A ceramic manufacturer, with the support of a university and technical specialists, has developed a composite plate material with better integrity, lower mass and energy-saving potential for use in high-temperature kilns.

Existing materials used in kilns and furnaces leave a number of areas for potential improvement relating to their structure and integrity properties.

Due to the extreme temperatures in which they operate, heat energy waste is naturally a major issue, while shelf life and absorption of materials currently blight existing kiln furniture performance.

Almath Crucibles Ltd and Ultrawise Innovation Ltd, alongside the University of Warwick and supported by the Transforming Foundation Industries (TFI) challenge, have created ceramic composite materials that aim to not only reduce heat energy consumed by reducing the mass of the products but also lengthen the working life of items during heating and cooling – reducing the regularity of replacements.

"When it comes to the potential to reduce waste heat, there is a real demand for a novel material to achieve this aim," says Michael Misson, Managing Director of Almath Crucibles. "Using composite materials and a structure with a lower mass reduces the thermal shock experienced by the kiln and furnace furniture and improves the heat resistance properties of the plates being used."

The project aimed to develop and test different material and structural combinations. "This would help optimise the mechanical property benefits that can be achieved compared to traditional materials," adds Misson. "Smoothing the surface and adapting the use of an alumina skin was also a key part of the project, aiming to tackle the issue of molten materials soaking into the furniture and affecting its quality and performance over time."

In terms of results, the project demonstrated a 4% energy saving on traditional materials, even at the small-scale testing phase undertaken with the University of Warwick.
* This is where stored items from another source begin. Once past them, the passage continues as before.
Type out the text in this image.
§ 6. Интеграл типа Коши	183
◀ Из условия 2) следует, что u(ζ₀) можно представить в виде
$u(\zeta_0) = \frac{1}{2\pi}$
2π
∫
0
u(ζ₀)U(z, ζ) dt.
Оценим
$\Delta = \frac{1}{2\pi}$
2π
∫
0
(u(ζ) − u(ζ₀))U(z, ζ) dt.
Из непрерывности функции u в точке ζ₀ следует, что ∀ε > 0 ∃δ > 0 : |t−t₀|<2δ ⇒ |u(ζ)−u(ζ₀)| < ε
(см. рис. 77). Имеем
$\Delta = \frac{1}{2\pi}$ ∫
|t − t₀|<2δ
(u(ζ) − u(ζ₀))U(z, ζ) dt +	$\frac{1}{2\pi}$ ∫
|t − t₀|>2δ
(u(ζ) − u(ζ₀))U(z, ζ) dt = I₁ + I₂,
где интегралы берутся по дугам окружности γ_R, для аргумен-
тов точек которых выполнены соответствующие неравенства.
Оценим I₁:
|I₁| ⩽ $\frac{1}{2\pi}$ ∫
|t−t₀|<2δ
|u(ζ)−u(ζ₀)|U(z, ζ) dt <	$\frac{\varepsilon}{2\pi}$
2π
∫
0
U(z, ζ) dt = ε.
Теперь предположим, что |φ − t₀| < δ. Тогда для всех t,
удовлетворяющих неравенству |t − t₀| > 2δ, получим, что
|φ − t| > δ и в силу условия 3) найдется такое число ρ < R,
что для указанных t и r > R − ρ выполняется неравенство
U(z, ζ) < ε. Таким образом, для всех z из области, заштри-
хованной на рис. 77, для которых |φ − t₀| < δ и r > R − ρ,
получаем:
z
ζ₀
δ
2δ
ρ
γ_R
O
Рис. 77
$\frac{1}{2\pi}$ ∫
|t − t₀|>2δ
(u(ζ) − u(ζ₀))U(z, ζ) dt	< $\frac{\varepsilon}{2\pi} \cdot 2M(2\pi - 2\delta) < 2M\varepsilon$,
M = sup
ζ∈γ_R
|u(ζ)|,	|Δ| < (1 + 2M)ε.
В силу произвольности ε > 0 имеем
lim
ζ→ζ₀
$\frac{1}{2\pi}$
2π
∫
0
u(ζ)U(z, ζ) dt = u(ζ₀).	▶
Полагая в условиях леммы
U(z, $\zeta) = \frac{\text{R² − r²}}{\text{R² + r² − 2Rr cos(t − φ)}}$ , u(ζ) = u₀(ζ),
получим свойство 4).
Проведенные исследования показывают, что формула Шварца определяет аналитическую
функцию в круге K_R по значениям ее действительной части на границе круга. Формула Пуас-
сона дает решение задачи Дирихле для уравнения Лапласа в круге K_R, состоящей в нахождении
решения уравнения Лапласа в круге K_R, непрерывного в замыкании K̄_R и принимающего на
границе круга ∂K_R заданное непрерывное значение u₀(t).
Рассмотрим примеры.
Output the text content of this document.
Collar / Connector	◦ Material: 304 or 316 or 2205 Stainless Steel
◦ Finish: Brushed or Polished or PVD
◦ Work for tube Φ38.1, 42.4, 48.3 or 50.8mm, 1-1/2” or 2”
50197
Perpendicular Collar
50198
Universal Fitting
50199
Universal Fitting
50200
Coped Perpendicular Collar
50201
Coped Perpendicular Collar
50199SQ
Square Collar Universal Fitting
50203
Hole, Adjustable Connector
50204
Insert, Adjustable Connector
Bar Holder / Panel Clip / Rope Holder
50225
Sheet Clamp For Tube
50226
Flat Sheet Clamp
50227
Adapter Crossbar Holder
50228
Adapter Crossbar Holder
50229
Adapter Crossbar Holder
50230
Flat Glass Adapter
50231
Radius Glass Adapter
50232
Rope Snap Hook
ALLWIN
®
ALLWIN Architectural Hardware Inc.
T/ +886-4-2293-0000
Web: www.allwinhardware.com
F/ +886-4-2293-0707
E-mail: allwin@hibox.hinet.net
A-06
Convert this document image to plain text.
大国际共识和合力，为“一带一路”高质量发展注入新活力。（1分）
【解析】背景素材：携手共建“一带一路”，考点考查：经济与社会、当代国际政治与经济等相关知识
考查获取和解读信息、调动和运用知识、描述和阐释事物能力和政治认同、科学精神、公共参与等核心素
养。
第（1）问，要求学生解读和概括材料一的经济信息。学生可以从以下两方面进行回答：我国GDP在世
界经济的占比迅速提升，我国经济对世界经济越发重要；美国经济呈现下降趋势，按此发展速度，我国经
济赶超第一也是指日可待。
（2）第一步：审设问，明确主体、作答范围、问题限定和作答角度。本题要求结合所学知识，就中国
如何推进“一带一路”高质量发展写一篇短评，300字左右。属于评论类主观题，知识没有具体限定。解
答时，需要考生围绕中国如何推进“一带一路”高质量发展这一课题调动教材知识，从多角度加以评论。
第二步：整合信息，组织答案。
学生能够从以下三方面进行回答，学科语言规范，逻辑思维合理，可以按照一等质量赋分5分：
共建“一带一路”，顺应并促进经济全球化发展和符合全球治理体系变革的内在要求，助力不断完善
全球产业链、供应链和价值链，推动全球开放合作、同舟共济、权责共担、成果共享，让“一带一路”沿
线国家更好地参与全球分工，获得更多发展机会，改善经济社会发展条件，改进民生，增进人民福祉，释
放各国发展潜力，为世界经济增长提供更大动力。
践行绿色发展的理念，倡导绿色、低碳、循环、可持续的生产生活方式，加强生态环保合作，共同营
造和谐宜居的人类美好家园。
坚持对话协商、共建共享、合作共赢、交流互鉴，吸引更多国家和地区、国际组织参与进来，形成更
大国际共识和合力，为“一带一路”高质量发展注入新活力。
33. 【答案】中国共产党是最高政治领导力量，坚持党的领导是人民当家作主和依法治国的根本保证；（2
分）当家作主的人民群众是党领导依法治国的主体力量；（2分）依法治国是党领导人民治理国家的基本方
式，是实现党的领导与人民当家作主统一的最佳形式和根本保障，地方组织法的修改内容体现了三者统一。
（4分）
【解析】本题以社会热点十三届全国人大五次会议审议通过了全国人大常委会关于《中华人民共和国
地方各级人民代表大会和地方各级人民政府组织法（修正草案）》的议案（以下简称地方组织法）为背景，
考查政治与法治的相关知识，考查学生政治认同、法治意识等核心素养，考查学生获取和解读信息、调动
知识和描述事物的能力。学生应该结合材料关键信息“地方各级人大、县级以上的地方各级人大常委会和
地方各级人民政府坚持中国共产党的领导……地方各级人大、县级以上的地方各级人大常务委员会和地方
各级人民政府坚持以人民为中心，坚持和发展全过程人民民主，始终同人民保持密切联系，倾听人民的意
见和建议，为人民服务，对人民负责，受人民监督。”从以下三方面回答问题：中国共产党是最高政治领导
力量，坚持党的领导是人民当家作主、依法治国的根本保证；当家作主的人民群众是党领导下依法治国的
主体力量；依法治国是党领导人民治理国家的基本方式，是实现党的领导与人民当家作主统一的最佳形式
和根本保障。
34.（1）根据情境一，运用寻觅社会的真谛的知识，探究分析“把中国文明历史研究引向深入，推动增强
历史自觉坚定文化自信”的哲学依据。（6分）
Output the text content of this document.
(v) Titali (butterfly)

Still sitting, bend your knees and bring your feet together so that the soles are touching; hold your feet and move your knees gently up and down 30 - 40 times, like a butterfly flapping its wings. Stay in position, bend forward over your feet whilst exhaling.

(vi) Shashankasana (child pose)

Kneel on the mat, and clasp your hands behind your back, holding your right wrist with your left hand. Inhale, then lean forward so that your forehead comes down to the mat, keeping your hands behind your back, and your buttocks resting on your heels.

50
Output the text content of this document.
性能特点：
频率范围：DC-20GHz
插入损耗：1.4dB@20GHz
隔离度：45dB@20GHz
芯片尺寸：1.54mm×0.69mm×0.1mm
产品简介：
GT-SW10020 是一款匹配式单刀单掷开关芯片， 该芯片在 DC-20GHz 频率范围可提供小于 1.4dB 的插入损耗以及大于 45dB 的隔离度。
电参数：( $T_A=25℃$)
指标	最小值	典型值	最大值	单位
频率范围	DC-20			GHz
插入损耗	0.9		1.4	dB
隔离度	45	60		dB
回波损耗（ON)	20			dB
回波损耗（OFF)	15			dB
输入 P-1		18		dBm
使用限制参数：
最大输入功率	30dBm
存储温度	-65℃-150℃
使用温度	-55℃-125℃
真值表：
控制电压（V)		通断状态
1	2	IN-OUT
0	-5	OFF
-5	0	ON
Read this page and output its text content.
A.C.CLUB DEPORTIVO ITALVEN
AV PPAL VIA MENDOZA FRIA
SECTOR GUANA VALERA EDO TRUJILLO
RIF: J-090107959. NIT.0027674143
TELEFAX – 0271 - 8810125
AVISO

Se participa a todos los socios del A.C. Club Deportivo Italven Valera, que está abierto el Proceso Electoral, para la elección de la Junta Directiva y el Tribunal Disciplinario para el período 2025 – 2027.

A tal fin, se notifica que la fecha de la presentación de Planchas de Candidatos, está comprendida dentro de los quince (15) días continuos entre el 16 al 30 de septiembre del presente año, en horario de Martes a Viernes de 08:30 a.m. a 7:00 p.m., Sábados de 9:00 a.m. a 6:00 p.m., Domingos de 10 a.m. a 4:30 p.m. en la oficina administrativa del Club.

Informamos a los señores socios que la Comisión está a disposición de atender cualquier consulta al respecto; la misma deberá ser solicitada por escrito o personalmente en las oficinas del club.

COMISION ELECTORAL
It was expected that increasing the size of the furniture, alongside scaling benefits, could increase this saving to 10%. The composite test materials also demonstrated their ability to work effectively in temperatures between 1,600 and 1,700 degrees centigrade.

Misson comments: "In addition to the heat-focused results, we identified the possibility of a three-fold increase in the life expectancy of the new composite furniture structures, bringing wider benefits to industrial use cases in terms of replacement costs. The composition of the test materials also opens the door to the possibility of UK manufacture, removing the necessity for overseas ceramic imports."

"The testing results have shown the concept's potential, but we knew there was an even greater opportunity," Misson adds. "As well as scaling up testing, we now intend to look further into the use of casting methods combined with composites to improve the efficiency and thermal properties of the materials."

The project partners are now looking to continue funding, with a view to another year in the R&D stage to optimise results before moving to commercialisation at a later stage.